Mena poised for strong economic growth


Giga-investment projects, elevated energy prices, greater fiscal responsibility, and improving demographics are helping drive a resurgence in growth in the Middle East and North Africa (Mena) region, a study showed on Monday.

“Mena stock valuations, as measured by price-to-earnings ratios, have declined from their March 2022 peak, and now sit comfortably below their 10-year average of 13.5x.1Earnings growth in the region is forecast to increase by mid-single digits in 2023, driven by rising investment and consumption,” said Salah Shamma, Head of Mena Equities for Franklin Templeton’s Emerging Markets Equity Group.

The Gulf Cooperation Council (GCC) has big spending plans, especially in Saudi Arabia, the region’s largest economy. As part of its Vision 2030 economic transformation plan, the government has announced its intention to invest over US$2 trillion in the domestic economy between now and the end of this decade.

Giga-projects have been the cornerstone of the multi-year reform process underway in the region.
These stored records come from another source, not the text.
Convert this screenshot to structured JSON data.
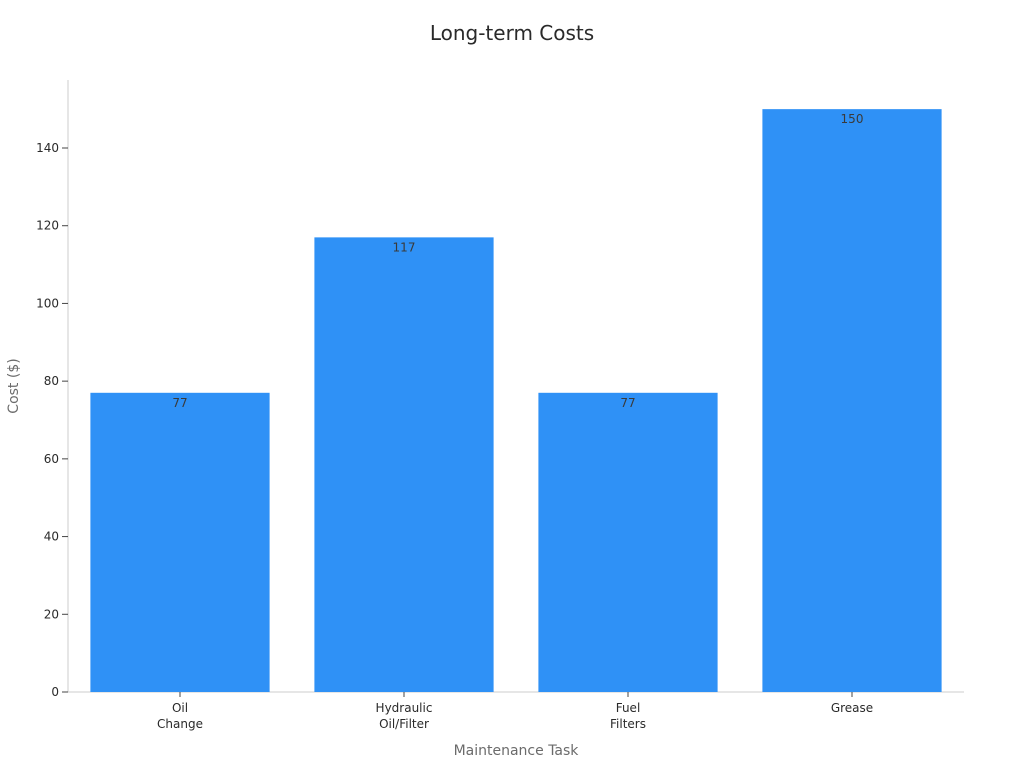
{
  "chart_data": {
    "type": "bar",
    "title": "Long-term Costs",
    "xlabel": "Maintenance Task",
    "ylabel": "Cost ($)",
    "categories": [
      [
        "Oil",
        "Change"
      ],
      [
        "Hydraulic",
        "Oil/Filter"
      ],
      [
        "Fuel",
        "Filters"
      ],
      [
        "Grease"
      ]
    ],
    "values": [
      77,
      117,
      77,
      150
    ],
    "data_labels": [
      "77",
      "117",
      "77",
      "150"
    ],
    "yticks": [
      0,
      20,
      40,
      60,
      80,
      100,
      120,
      140
    ],
    "ylim": [
      0,
      157.5
    ],
    "grid": false,
    "bar_color": "#2f91f6"
  }
}
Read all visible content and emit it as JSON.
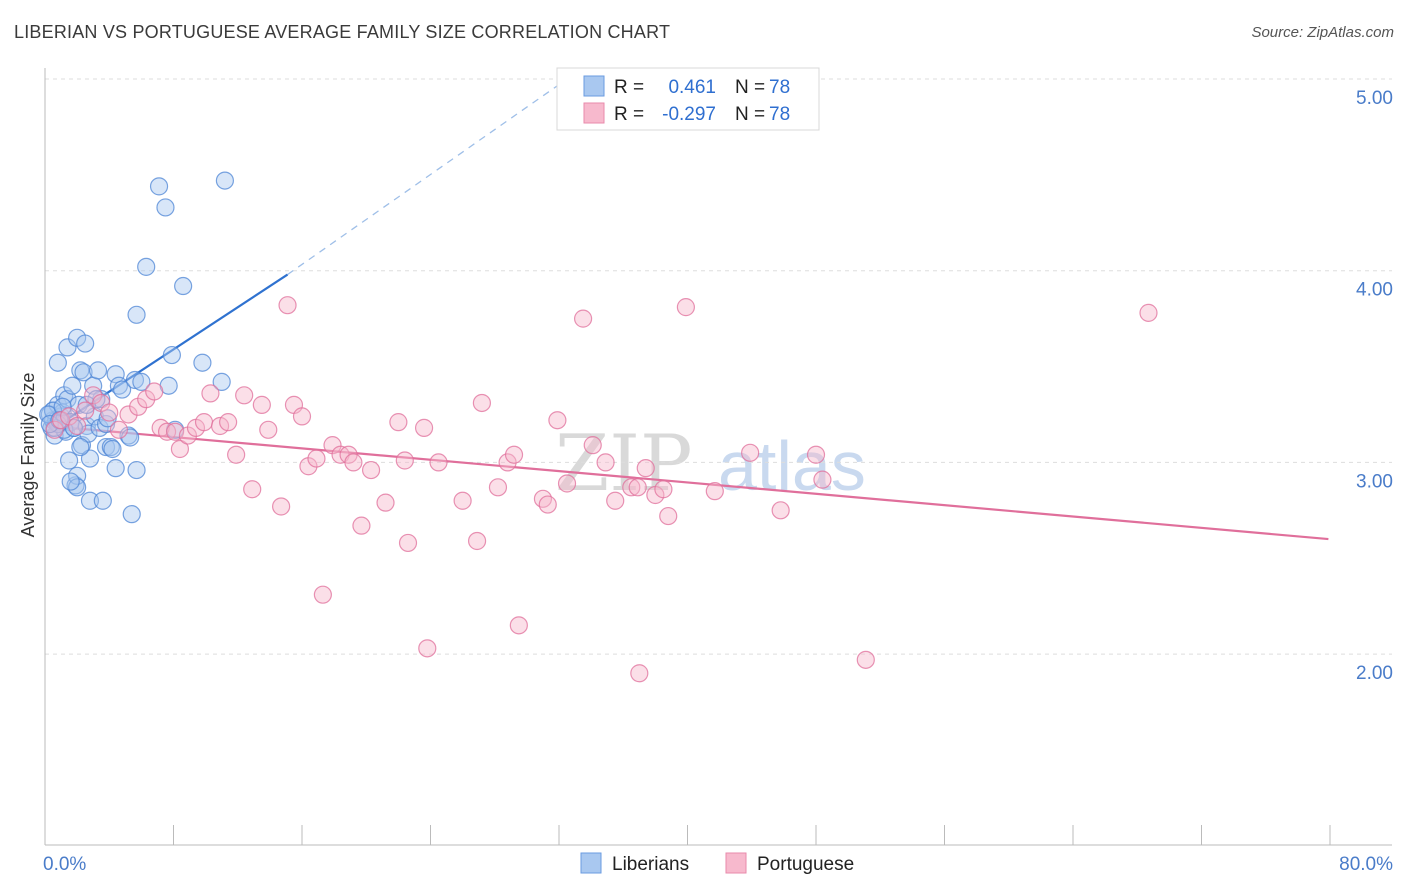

The imperatives of diversifying the economy away from oil, attracting capital and talent, and generating jobs for a young population have driven sustained momentum on the projects despite local and global headwinds, Franklin Templeton said in its report.

In Dubai, its economic Agenda 2033 aims to double the size of economy and place the city among the top three economic cities in the world. “Dubai will focus on foreign trade, foreign direct investment, private sector investments, and government spending to achieve its 2033 goals,” Shamma noted.

Franklin Templeton remains bullish on the energy price outlook over the medium-term. “The balance of risks for oil prices in 2023 appears to be on the upside, given the reopening of China, a continued revival in global travel, and the embargo/price cap on Russian oil by the United States and the European Union,” Shamma said.

Greater fiscal responsibility

The four major countries in the GCC (Saudi Arabia, the United Arab Emirates, Qatar, and Kuwait) are expected to experience double surpluses due to elevated oil prices, on both their fiscal and current accounts.

Fiscal surpluses during 2022 didn’t translate into excessive government expenditure. “This time around, the GCC governments have acted prudently and focused on their long-term economic agendas rather than provide a short-lived stimulus. transferring capital to state sovereign wealth funds,” the report said.

Mena’s rising weight

Mena’s weight in the MSCI Emerging Markets Index has increased from 1.6 per cent in 2016 to 7.7 per cent, as of 2022. The implementation of several market-based reforms in recent years has driven this increase. These include initial public offerings, privatisation and increasing foreign ownership limits. Saudi Arabia is the largest single market, with a weight of 4.1 per cent in the Index—which looks likely to increase.

A positive backdrop

In sum, Franklin Templeton seed a positive backdrop for Mena equity markets in 2023. The region is not immune from risk, including the impact of rising interest rates on growth and, in turn, the demand for energy, as well as the impact of Russia’s war in Ukraine. “Nevertheless, the connection between oil prices and the economic and market outlook for Mena is being steadily diluted thanks to economic diversification and a greater reliance on sovereign wealth funds to finance investment in the region,” Shamma said.